Director: Koji Hashimoto
Writer: Shuichi Nagahara
Cast: Ken Tanaka, Yasuko Sawaguchi, Yosuke Natsuki, Shin Takuma, Keiju Kobayashi, Eitaro Ozawa, Taketoshi Naito, Mizuho Suzuki, Junkichi Orimoto, Hiroshi Koizumi, Kei Sato, Takenori Emoto, Sho Hashimoto, Nobuo Kaneko, Kunio Murai, Yoshifumi Tajima, Shigeo Kato, Koji Ishizaka, Tetsuya Takeda, and Kengo Nakayama
Composer: Reijiro Koroku
Release Date: 12/15/1984
MPAA Rating: Not Rated
Thirty years after the events of Gojira, a Japanese fishing boat near the coastline of Daikoku Island is attacked by Shockirus—a mutant sea louse affected by the radiation in Godzilla’s blood. Assisted by Hiroshi Okumura (Shin Takuma), sole surviving crew member of the Yahata-Maru; Naoko Okumura (Yasuko Sawaguchi), sister of Hiroshi; and reporter Goro Maki (Ken Tanaka), Professor Hayashida (Yosuke Natsuki) employs a magnetic transmitter to lure Godzilla into an active volcano. Meanwhile, laser-equipped JSDF aircraft Super X is dispatched to prevent Godzilla from destroying the city of Tokyo.

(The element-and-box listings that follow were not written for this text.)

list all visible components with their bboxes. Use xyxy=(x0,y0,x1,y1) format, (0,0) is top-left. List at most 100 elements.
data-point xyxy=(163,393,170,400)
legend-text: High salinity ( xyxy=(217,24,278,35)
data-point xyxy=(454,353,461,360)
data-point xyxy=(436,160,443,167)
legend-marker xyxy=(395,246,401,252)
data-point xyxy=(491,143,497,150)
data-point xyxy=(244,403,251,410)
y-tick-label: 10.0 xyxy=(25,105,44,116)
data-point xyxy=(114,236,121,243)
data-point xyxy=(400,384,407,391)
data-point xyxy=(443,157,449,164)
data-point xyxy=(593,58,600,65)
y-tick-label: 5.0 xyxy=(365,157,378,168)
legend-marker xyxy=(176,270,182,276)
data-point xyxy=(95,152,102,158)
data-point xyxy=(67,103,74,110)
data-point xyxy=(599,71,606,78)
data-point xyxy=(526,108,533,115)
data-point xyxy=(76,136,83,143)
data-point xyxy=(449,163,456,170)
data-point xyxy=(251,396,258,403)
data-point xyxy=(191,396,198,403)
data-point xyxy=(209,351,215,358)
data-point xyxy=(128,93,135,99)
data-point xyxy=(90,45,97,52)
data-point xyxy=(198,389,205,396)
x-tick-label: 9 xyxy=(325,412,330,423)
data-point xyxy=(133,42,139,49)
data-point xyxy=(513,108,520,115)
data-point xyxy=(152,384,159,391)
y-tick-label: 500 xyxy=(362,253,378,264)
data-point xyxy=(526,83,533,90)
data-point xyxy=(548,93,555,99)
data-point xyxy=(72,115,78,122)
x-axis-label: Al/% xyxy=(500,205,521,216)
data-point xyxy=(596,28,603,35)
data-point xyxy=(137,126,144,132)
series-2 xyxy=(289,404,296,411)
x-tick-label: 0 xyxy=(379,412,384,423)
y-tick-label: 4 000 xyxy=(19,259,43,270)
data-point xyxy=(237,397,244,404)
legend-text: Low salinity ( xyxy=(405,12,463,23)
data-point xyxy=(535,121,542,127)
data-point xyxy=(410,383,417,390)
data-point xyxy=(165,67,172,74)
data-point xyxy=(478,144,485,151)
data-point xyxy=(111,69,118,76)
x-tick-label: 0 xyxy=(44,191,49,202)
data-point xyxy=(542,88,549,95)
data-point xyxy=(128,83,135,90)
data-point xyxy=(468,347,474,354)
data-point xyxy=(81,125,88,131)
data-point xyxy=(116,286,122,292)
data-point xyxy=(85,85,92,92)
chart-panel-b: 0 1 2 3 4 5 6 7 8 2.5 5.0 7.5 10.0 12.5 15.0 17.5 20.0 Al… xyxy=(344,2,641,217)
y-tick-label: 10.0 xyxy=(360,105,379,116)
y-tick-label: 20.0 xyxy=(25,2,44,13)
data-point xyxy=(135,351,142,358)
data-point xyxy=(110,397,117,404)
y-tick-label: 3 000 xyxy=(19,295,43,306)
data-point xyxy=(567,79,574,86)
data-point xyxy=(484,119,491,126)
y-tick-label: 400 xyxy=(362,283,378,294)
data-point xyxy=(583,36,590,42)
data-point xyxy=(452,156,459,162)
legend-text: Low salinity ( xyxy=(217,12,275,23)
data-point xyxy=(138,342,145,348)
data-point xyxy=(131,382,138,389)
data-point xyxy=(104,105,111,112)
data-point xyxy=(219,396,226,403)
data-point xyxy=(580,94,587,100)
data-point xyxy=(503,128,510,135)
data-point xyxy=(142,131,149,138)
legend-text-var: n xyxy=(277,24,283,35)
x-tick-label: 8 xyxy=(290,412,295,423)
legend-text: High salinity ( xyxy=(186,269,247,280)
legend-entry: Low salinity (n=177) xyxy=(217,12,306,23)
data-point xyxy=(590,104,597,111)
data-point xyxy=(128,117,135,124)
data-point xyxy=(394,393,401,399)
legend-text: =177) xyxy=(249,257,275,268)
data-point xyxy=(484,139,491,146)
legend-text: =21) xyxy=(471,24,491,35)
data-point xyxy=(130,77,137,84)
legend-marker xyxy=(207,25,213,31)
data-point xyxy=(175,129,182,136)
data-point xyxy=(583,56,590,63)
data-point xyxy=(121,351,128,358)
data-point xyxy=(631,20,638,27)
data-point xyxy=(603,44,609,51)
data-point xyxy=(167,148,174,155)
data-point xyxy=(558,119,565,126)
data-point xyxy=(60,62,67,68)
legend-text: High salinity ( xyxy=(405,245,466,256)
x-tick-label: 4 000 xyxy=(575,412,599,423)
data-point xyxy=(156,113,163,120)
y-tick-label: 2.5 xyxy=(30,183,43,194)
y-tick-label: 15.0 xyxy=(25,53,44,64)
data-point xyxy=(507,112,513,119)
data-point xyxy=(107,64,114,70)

The inaugural entry of the Heisei series, The Return of Godzilla should be commended for its haunting atmosphere, Cold War undertones, and compelling sequences of destruction. Also remarkable is the musical arrangement of Reijiro Koroku, whose composition embodies the dark and somber qualities that one would typically associate with the king of monsters.
Serving as a direct sequel to Gojira, this installment ignores much of the continuity established during the Showa period—a decision that allows Godzilla, formerly a child-friendly superhero icon, to return to his roots as a force to be reckoned with. Specifically worth praising is the ominous, camp-free tone exemplified by The Return of Godzilla, which compels the viewer to perceive the eponymous creature—a metaphor for nuclear devastation—with the respect and solemnity that he deserves. (There are times, however, when the antics of an intoxicated homeless man—the only comic relief character featured in this film—detract from the existential threat posed by Godzilla.)
It should be noted that The Return of Godzilla benefits from top-notch performances coupled with exceptional dialogue, adding an air of credibility to the concept of a radioactive, fire-breathing dinosaur wreaking havoc on a modern-day metropolis. That being said, the only English-speaking cast member—whose character appears during a meeting held by U.S., Japanese, and Soviet ambassadors—delivers his lines in a highly unconvincing, if not cringe-worthy, manner.
In spite of his brutal and destructive tendencies, the Godzilla character manages to evoke sympathy during the poignant finale of this film—an effect that, as in the original version, establishes Godzilla as a victim of human arrogance, callousness, and disregard for the environment.
The Return of Godzilla is a disturbing, well-made reboot of Toho Studios’ kaiju eiga franchise. Gojira fans, science fiction enthusiasts, and disaster buffs are therefore advised to view this film, which effectively recaptures the serious, thought-provoking nature of its predecessor from 1954.